"Putera Mahkota, sudah saatnya anda belajar filsafat."
"Kau cerewet sekali penasihat Hong. Jihoon-hyung tidak akan marah padaku karena aku terlambat lima menit. Ia pasti akan memakluminya."
"Tapi, Putera Mahkota—"
Langkah Kim Mingyu terhenti dan ia menoleh ke belakang dengan jari telunjuk di depan bibir. "Ada seseorang yang memanjat pohon kesayanganku. Aku akan memeriksanya. Kau tunggulah di sini."
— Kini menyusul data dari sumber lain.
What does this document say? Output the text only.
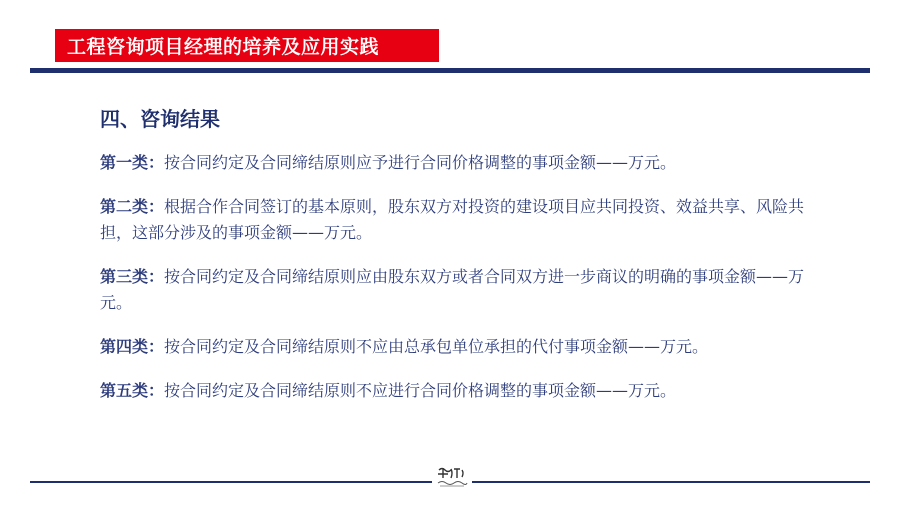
工程咨询项目经理的培养及应用实践
四、咨询结果
第一类：按合同约定及合同缔结原则应予进行合同价格调整的事项金额——万元。
第二类：根据合作合同签订的基本原则，股东双方对投资的建设项目应共同投资、效益共享、风险共担，这部分涉及的事项金额——万元。
第三类：按合同约定及合同缔结原则应由股东双方或者合同双方进一步商议的明确的事项金额——万元。
第四类：按合同约定及合同缔结原则不应由总承包单位承担的代付事项金额——万元。
第五类：按合同约定及合同缔结原则不应进行合同价格调整的事项金额——万元。
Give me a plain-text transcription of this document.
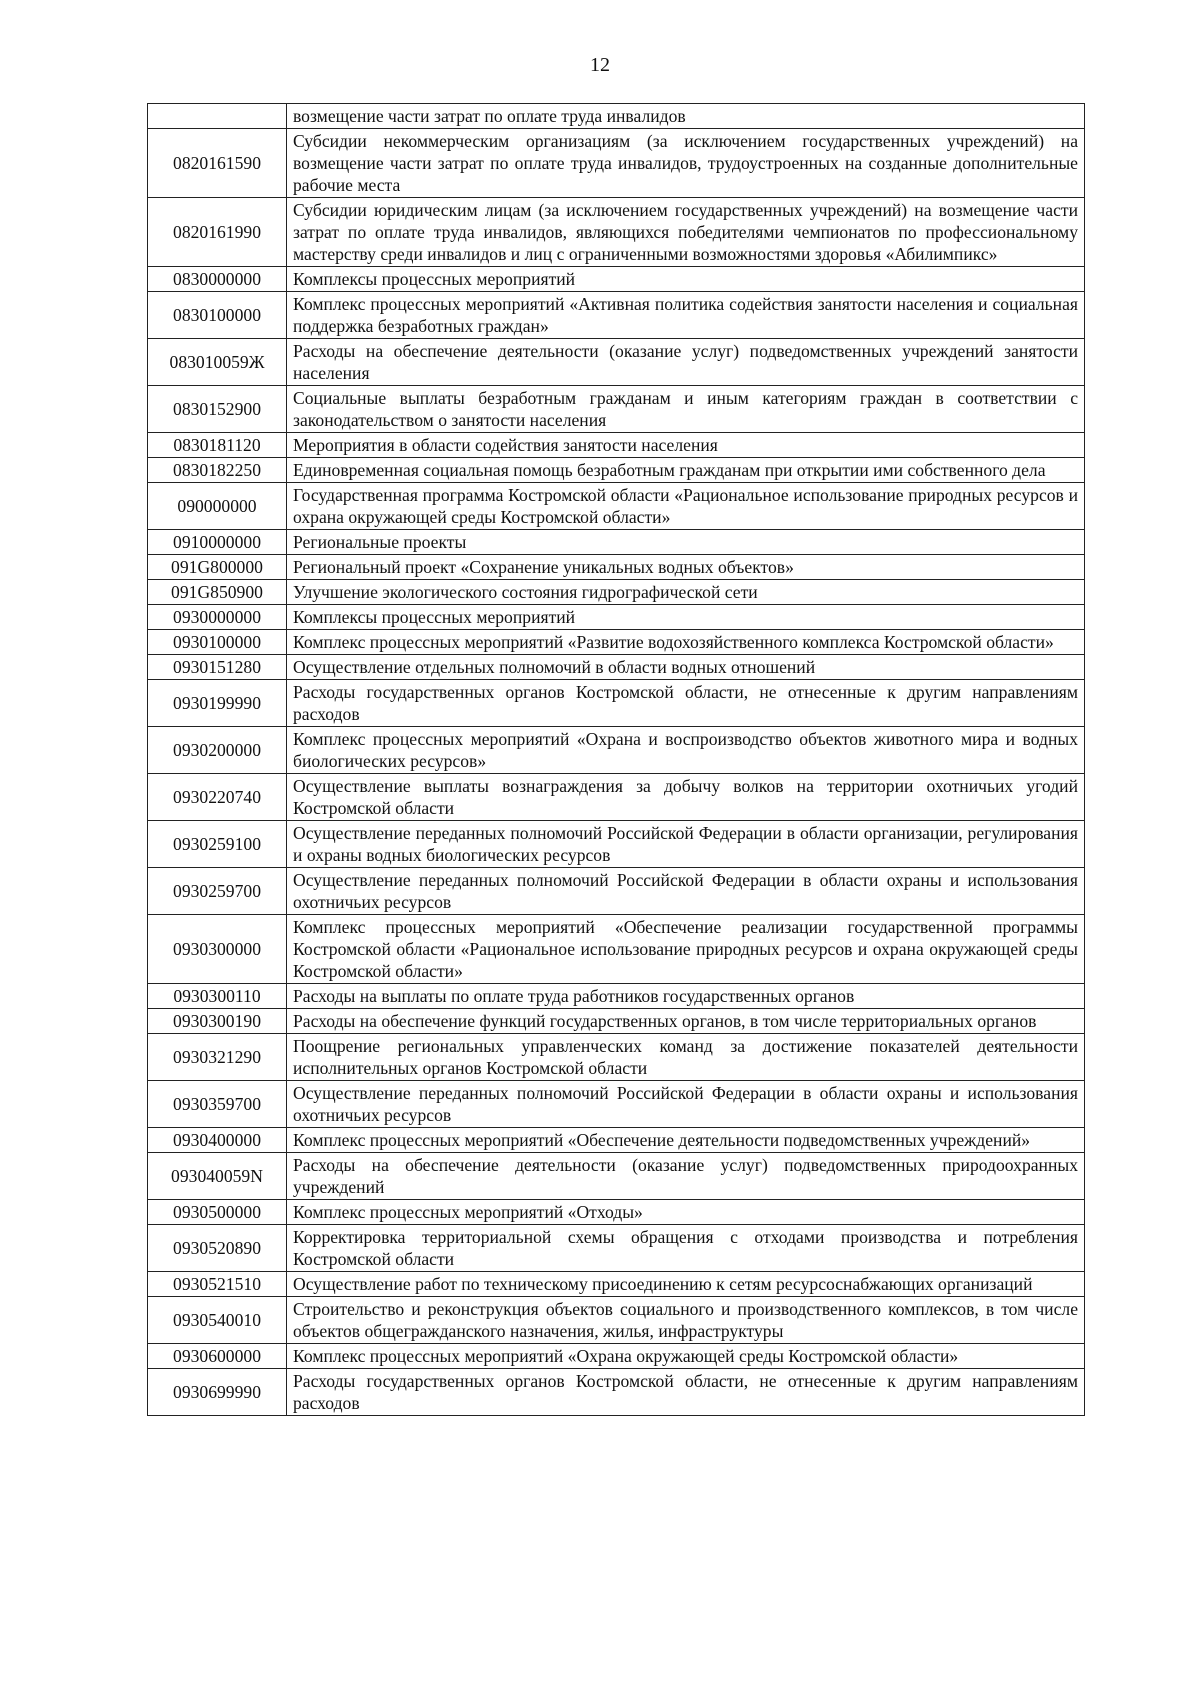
12
	возмещение части затрат по оплате труда инвалидов
0820161590	Субсидии некоммерческим организациям (за исключением государственных учреждений) на возмещение части затрат по оплате труда инвалидов, трудоустроенных на созданные дополнительные рабочие места
0820161990	Субсидии юридическим лицам (за исключением государственных учреждений) на возмещение части затрат по оплате труда инвалидов, являющихся победителями чемпионатов по профессиональному мастерству среди инвалидов и лиц с ограниченными возможностями здоровья «Абилимпикс»
0830000000	Комплексы процессных мероприятий
0830100000	Комплекс процессных мероприятий «Активная политика содействия занятости населения и социальная поддержка безработных граждан»
083010059Ж	Расходы на обеспечение деятельности (оказание услуг) подведомственных учреждений занятости населения
0830152900	Социальные выплаты безработным гражданам и иным категориям граждан в соответствии с законодательством о занятости населения
0830181120	Мероприятия в области содействия занятости населения
0830182250	Единовременная социальная помощь безработным гражданам при открытии ими собственного дела
090000000	Государственная программа Костромской области «Рациональное использование природных ресурсов и охрана окружающей среды Костромской области»
0910000000	Региональные проекты
091G800000	Региональный проект «Сохранение уникальных водных объектов»
091G850900	Улучшение экологического состояния гидрографической сети
0930000000	Комплексы процессных мероприятий
0930100000	Комплекс процессных мероприятий «Развитие водохозяйственного комплекса Костромской области»
0930151280	Осуществление отдельных полномочий в области водных отношений
0930199990	Расходы государственных органов Костромской области, не отнесенные к другим направлениям расходов
0930200000	Комплекс процессных мероприятий «Охрана и воспроизводство объектов животного мира и водных биологических ресурсов»
0930220740	Осуществление выплаты вознаграждения за добычу волков на территории охотничьих угодий Костромской области
0930259100	Осуществление переданных полномочий Российской Федерации в области организации, регулирования и охраны водных биологических ресурсов
0930259700	Осуществление переданных полномочий Российской Федерации в области охраны и использования охотничьих ресурсов
0930300000	Комплекс процессных мероприятий «Обеспечение реализации государственной программы Костромской области «Рациональное использование природных ресурсов и охрана окружающей среды Костромской области»
0930300110	Расходы на выплаты по оплате труда работников государственных органов
0930300190	Расходы на обеспечение функций государственных органов, в том числе территориальных органов
0930321290	Поощрение региональных управленческих команд за достижение показателей деятельности исполнительных органов Костромской области
0930359700	Осуществление переданных полномочий Российской Федерации в области охраны и использования охотничьих ресурсов
0930400000	Комплекс процессных мероприятий «Обеспечение деятельности подведомственных учреждений»
093040059N	Расходы на обеспечение деятельности (оказание услуг) подведомственных природоохранных учреждений
0930500000	Комплекс процессных мероприятий «Отходы»
0930520890	Корректировка территориальной схемы обращения с отходами производства и потребления Костромской области
0930521510	Осуществление работ по техническому присоединению к сетям ресурсоснабжающих организаций
0930540010	Строительство и реконструкция объектов социального и производственного комплексов, в том числе объектов общегражданского назначения, жилья, инфраструктуры
0930600000	Комплекс процессных мероприятий «Охрана окружающей среды Костромской области»
0930699990	Расходы государственных органов Костромской области, не отнесенные к другим направлениям расходов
Hong Jisoo terpaksa menuruti perintah pewaris tahta kerajaan itu. Kim Mingyu memang sejak kecil tidak bisa dibantah, seolah sejak lahir kekuasaannya sudah mutlak, seolah ia memang ditakdirkan menjadi Raja di masa depan. "Baiklah, Putera Mahkota."
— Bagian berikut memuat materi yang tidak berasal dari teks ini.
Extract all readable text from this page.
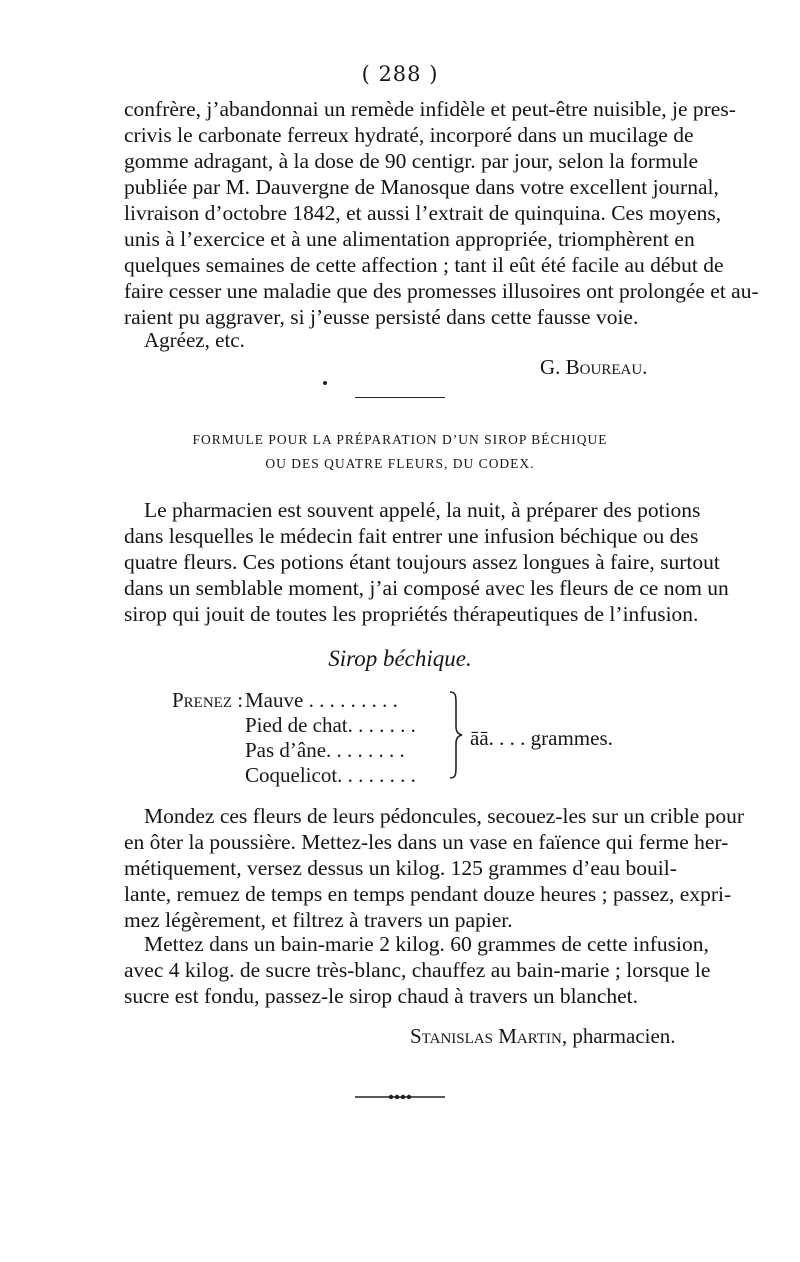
( 288 )
confrère, j’abandonnai un remède infidèle et peut-être nuisible, je pres-
crivis le carbonate ferreux hydraté, incorporé dans un mucilage de
gomme adragant, à la dose de 90 centigr. par jour, selon la formule
publiée par M. Dauvergne de Manosque dans votre excellent journal,
livraison d’octobre 1842, et aussi l’extrait de quinquina. Ces moyens,
unis à l’exercice et à une alimentation appropriée, triomphèrent en
quelques semaines de cette affection ; tant il eût été facile au début de
faire cesser une maladie que des promesses illusoires ont prolongée et au-
raient pu aggraver, si j’eusse persisté dans cette fausse voie.
Agréez, etc.
G. Boureau.
FORMULE POUR LA PRÉPARATION D’UN SIROP BÉCHIQUE
OU DES QUATRE FLEURS, DU CODEX.
Le pharmacien est souvent appelé, la nuit, à préparer des potions
dans lesquelles le médecin fait entrer une infusion béchique ou des
quatre fleurs. Ces potions étant toujours assez longues à faire, surtout
dans un semblable moment, j’ai composé avec les fleurs de ce nom un
sirop qui jouit de toutes les propriétés thérapeutiques de l’infusion.
Sirop béchique.
Prenez : Mauve . . . . . . . . .
Pied de chat. . . . . . .
Pas d’âne. . . . . . . .
Coquelicot. . . . . . . .
āā. . . . grammes.
Mondez ces fleurs de leurs pédoncules, secouez-les sur un crible pour
en ôter la poussière. Mettez-les dans un vase en faïence qui ferme her-
métiquement, versez dessus un kilog. 125 grammes d’eau bouil-
lante, remuez de temps en temps pendant douze heures ; passez, expri-
mez légèrement, et filtrez à travers un papier.
Mettez dans un bain-marie 2 kilog. 60 grammes de cette infusion,
avec 4 kilog. de sucre très-blanc, chauffez au bain-marie ; lorsque le
sucre est fondu, passez-le sirop chaud à travers un blanchet.
Stanislas Martin, pharmacien.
Mingyu berjalan dengan langkah halus menuju pohon cherry blossom yang selalu menjadi tempat rahasianya. Dari jauh ia bisa melihat ada sepasang sepatu di sana, dan begitu dekat Mingyu menyadari bahwa itu sepatu perempuan. Kepalanya ia dongakkan ke atas, tetapi belum sempat melihat dengan jelas apa yang berada di atas sana, tubuhnya telah ditimpa sesuatu yang begitu berat.
"M-maafkan aku!"
Mingyu mendengar suara yang halus itu masuk ke dalam gendang telinganya. Sambil meringis ia membuka matanya dan berhadapan dengan sepasang iris berwarna hitam pekat seperti langit di malam hari.